Regular screening of FMT donors is crucial, as it serves as an ongoing safety control measure. H. pylori carriage was not a concern for donor candidate disqualification during the initial donor screening. However, four of the initially qualified donors, accounting for 33% of the qualified donors, were excluded owing to H. pylori carriage during the re-qualification process. Owing to the high prevalence of potentially asymptomatic H. pylori carriers in the donor pool, our center added UBT to the ongoing screening process in May 2019. Although nested PCR for H. pylori detection was used due to its high sensitivity and specificity, possible degradation of H. pylori DNA may have contributed to a lower rate of positive test results [18]. UBT, the gold standard for H. pylori diagnosis, was added to the existing donor screening protocol as an additional method for identifying asymptomatic H. pylori carriers [18-20]. A larger sample size may be required to obtain a better representation of the healthy population in Korea and determine whether high H. pylori prevalence could be a generalizable criterion for donor exclusion in Asian fecal microbiota banks.
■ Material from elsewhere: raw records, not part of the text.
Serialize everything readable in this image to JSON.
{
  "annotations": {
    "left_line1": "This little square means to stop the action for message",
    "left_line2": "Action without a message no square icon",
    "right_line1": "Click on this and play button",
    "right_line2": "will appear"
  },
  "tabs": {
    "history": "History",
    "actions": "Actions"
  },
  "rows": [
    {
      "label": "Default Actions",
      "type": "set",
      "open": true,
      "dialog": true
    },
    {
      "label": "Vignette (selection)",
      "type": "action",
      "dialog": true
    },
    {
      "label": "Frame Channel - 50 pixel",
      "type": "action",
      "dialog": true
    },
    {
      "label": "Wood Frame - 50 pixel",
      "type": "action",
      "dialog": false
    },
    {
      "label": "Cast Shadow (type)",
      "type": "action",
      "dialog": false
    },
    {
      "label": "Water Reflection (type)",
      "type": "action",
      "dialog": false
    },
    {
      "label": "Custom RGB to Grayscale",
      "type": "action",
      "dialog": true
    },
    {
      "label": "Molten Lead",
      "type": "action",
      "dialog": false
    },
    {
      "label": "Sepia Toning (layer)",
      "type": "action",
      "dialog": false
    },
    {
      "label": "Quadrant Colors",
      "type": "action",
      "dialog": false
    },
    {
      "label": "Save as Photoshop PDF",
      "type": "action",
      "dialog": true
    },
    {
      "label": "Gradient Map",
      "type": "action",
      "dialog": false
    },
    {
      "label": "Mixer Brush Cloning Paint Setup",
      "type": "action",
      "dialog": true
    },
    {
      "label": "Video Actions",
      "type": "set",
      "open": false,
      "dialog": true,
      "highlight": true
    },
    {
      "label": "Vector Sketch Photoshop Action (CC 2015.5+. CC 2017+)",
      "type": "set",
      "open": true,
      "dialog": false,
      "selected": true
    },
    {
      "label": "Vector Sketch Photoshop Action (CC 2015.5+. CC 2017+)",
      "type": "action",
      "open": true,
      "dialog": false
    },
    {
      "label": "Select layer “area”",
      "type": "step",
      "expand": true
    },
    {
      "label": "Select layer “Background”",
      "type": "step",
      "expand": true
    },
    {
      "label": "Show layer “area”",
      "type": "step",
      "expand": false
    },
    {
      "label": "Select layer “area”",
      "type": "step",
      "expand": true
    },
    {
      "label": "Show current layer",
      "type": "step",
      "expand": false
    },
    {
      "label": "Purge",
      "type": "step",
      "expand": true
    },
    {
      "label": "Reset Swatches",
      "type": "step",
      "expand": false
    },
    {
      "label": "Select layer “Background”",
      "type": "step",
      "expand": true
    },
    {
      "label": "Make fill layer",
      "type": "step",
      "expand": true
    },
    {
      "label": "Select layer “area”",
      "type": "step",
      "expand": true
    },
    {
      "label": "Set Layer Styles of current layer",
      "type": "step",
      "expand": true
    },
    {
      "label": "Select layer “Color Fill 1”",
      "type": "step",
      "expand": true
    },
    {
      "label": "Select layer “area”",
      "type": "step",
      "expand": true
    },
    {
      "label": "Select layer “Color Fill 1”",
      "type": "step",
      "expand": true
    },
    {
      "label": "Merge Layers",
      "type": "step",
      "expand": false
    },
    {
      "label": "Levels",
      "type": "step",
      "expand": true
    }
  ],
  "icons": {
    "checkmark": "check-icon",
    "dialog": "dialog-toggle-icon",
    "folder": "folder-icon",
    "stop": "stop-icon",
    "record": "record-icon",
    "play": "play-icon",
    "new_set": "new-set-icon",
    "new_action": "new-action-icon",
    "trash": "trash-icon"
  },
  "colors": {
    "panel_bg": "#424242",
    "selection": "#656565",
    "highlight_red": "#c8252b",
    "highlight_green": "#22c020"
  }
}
To the best of our knowledge, this is the first report to outline the donor screening process and outcomes at a fecal microbiota bank in Asia. After establishing donor screening criteria based on pre-existing protocols and consensus reports, the FMT donor qualification rate was 19%. High BMI (>25; N=16) and abnormal serological test results (increased total bilirubin level (2.2 mg/dL) and positive antinuclear antibody test; N=4) were the major criteria for donor exclusion based on clinical assessment and laboratory tests, respectively. A monthly donor re-qualification process contributed to a high overall donor exclusion rate. It resulted in identifying new risk factors, including carriage of infectious agents (H. pylori and B. hominis) and abnormal lipase and amylase levels, that were not considered during the initial donor screening process for FMT.